Diagenetic Facies B is affected by strong cementation. As almost no dissolution occurs, the reservoir in this diagenetic facies is the worst in the study area in terms of quality, with almost no porosity and very low permeability. The porosity is 2.1% ∼ 9.8% (average, 4.51%), while the permeability is 0.1 ∼ 2.4 × 10⁻³ μm² (average, 0.7 × 10⁻³ μm²), and the carbonate content is high at 1.2% ∼ 30.4%. The sorting coefficient is 1.4 ∼ 2.5 (average, 1.9). The contact mode between particles is generally point contact (Figure 5(c)), indicating that the cementation is generally developed earlier.

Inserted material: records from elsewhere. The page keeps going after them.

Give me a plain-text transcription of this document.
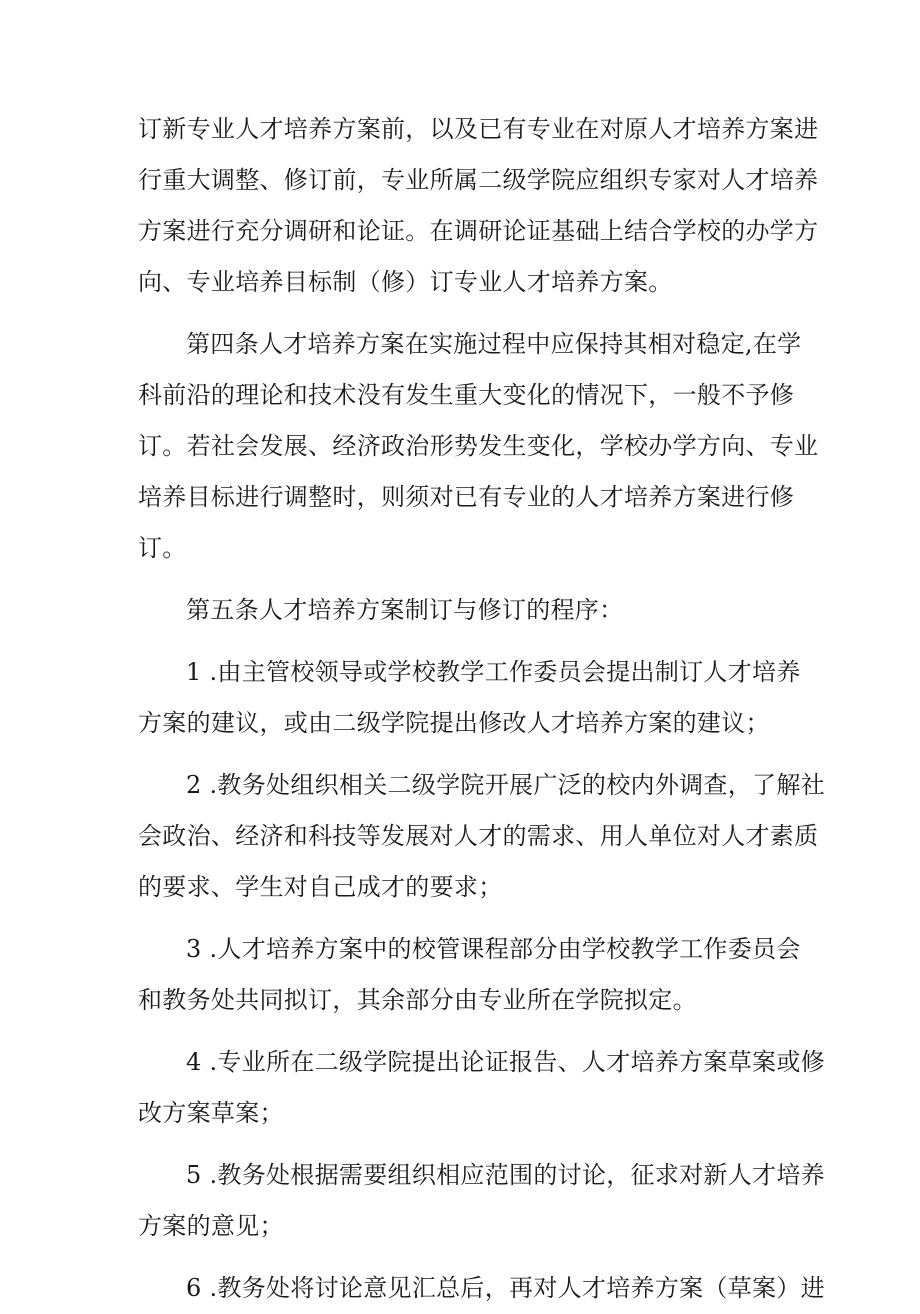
订新专业人才培养方案前，以及已有专业在对原人才培养方案进
行重大调整、修订前，专业所属二级学院应组织专家对人才培养
方案进行充分调研和论证。在调研论证基础上结合学校的办学方
向、专业培养目标制（修）订专业人才培养方案。
第四条人才培养方案在实施过程中应保持其相对稳定,在学
科前沿的理论和技术没有发生重大变化的情况下，一般不予修
订。若社会发展、经济政治形势发生变化，学校办学方向、专业
培养目标进行调整时，则须对已有专业的人才培养方案进行修
订。
第五条人才培养方案制订与修订的程序：
1 .由主管校领导或学校教学工作委员会提出制订人才培养
方案的建议，或由二级学院提出修改人才培养方案的建议；
2 .教务处组织相关二级学院开展广泛的校内外调查，了解社
会政治、经济和科技等发展对人才的需求、用人单位对人才素质
的要求、学生对自己成才的要求；
3 .人才培养方案中的校管课程部分由学校教学工作委员会
和教务处共同拟订，其余部分由专业所在学院拟定。
4 .专业所在二级学院提出论证报告、人才培养方案草案或修
改方案草案；
5 .教务处根据需要组织相应范围的讨论，征求对新人才培养
方案的意见；
6 .教务处将讨论意见汇总后，再对人才培养方案（草案）进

The reservoir physical properties in Diagenetic Facies C are widely distributed, with porosity ranging from 4.0% to 15.6% (average, 9.8%), permeability ranging from approximately 0.1 to 105 × 10⁻³ μm² (average, 9.5 × 10⁻³ μm²), carbonate content ranging from 0.4% to 16.3% (average, 3.3%) and the sorting coefficient ranging from 1.5 to 2.2 (average, 1.8). Although the physical properties of the reservoirs in this diagenetic facies are widely distributed, the reservoirs with lower physical properties predominate. The formation of a small number of high porosity and permeability reservoirs is due to the early weak cementation, which can inhibit compaction to a certain extent, but the cement content is lower than that of Diagenetic Facies B, so the lower part of the primary pores can still be preserved in the deep layer, and weak dissolution can simultaneously dissolve some of the early formed carbonate cements (Figure 5(i)), thus improving the reservoir’s physical properties.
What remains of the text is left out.